Маиорша продолжала стоять у двери, как будто сад нужно было оберегать до тех пор, пока не замрут последние звуки удаляющагося экипажа. Она повернула голову в сад, где Паулина на руках чорной няни кричала "мама!" и требовала большую говорящую куклу, которую обещала ей Мина.

Около Деборы собралась целая толпа людей; все желали знать, что случилось. Садовник, конюх и женская прислуга - все, разинув рот, слушали сбивчивый рассказ Деборы. "Маленькая женщина" хотела увезти собственного ребенка - понимай, как знаешь! Дебора и Жак были в таком волнении, что забыли обычную осторожность.

- Это - штука канальи Мины! Она очень хорошо знала, что Паулина по утрам гуляет с Деборой всегда в этой части парка.
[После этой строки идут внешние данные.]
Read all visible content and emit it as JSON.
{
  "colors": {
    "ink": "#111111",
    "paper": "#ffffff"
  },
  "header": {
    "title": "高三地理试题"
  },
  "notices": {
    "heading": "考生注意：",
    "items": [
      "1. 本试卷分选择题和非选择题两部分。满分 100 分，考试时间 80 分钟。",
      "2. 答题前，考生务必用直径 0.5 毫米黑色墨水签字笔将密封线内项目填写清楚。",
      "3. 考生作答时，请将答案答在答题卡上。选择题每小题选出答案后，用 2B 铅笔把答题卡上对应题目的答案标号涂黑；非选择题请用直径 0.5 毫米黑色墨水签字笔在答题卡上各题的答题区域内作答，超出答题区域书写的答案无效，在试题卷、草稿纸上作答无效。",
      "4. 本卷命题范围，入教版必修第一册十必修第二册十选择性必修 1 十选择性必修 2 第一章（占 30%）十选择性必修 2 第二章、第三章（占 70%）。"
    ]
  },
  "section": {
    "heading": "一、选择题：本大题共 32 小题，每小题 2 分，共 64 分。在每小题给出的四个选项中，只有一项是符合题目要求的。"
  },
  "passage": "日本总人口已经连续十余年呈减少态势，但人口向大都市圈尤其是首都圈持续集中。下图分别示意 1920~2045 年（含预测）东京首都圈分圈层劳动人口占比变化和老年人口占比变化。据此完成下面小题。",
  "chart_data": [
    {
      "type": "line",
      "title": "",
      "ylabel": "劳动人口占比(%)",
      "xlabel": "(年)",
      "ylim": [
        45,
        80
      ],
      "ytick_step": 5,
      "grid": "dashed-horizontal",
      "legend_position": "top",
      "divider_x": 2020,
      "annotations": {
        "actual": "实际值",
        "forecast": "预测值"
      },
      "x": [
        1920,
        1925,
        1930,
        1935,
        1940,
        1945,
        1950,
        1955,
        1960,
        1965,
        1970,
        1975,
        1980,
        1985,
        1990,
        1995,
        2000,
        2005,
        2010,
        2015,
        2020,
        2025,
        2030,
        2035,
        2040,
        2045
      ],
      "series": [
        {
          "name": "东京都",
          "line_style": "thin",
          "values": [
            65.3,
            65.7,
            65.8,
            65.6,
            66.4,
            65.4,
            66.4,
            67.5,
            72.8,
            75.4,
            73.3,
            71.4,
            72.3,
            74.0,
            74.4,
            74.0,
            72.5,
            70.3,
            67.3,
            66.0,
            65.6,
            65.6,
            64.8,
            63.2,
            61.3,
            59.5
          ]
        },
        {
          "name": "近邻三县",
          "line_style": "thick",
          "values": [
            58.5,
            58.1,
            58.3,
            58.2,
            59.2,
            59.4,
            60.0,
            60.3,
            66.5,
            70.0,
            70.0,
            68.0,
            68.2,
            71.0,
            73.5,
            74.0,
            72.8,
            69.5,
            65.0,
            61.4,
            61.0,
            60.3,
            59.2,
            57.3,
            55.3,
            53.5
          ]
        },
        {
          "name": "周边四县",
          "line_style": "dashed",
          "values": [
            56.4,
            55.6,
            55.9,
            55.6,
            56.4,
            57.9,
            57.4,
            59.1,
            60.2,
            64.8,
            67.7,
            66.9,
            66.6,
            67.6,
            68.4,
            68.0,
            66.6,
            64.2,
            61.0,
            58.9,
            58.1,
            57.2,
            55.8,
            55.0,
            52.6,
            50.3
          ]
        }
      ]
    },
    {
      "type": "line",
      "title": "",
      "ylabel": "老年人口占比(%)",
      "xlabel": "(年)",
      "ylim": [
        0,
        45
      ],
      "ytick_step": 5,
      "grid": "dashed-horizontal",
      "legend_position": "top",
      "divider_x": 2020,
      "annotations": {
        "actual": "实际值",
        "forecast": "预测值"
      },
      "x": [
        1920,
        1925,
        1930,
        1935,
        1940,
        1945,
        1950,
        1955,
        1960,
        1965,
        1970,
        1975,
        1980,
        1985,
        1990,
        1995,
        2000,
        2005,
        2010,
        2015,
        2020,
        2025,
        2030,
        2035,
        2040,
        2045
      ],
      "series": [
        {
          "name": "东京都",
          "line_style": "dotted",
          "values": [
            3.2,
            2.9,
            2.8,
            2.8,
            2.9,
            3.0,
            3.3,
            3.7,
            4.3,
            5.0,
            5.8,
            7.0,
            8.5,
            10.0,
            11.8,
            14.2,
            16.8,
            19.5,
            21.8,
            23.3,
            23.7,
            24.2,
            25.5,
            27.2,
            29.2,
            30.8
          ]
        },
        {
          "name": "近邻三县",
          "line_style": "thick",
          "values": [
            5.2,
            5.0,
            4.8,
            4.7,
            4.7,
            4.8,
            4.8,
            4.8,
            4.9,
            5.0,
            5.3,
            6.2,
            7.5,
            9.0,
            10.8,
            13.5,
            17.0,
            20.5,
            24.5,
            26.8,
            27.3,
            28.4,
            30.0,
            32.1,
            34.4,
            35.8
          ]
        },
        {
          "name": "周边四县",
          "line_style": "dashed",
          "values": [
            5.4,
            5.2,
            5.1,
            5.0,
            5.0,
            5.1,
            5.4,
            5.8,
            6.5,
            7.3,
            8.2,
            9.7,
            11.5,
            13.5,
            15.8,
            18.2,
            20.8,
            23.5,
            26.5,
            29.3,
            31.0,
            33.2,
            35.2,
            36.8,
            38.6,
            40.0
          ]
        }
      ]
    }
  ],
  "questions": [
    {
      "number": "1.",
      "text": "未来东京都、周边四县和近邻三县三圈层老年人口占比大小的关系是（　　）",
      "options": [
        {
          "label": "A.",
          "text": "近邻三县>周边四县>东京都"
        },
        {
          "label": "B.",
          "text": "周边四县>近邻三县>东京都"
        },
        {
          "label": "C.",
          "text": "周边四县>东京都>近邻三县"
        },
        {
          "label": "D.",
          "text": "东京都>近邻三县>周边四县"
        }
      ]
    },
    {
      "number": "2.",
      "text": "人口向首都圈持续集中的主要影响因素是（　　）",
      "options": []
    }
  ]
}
Донна Мерседес поспешно шла через лужок. В белом платье, она была похожа на скользящую по воздуху нимфу.

Дебора поспешила ей на встречу и с теми-же боязливыми жестами повторила ей свой рассказ. Она видимо дрожала под взглядом этих больших огненных глаз.

Прекрасное лицо донны Мерседес покрылось смертельною бледностью, брови её сдвинулись, но она не потеряла присутствия духа, как её прислуга. Короткими, тихими словами и движением руки она остановила рассказ Деборы, и когда та показала ей на стоящую в калитке женщину, донна Мерседес взяла за руку девочку, которая при виде тети перестала плакать, и пошла с нею к женщине, разстроившей своим вмешательством похищение.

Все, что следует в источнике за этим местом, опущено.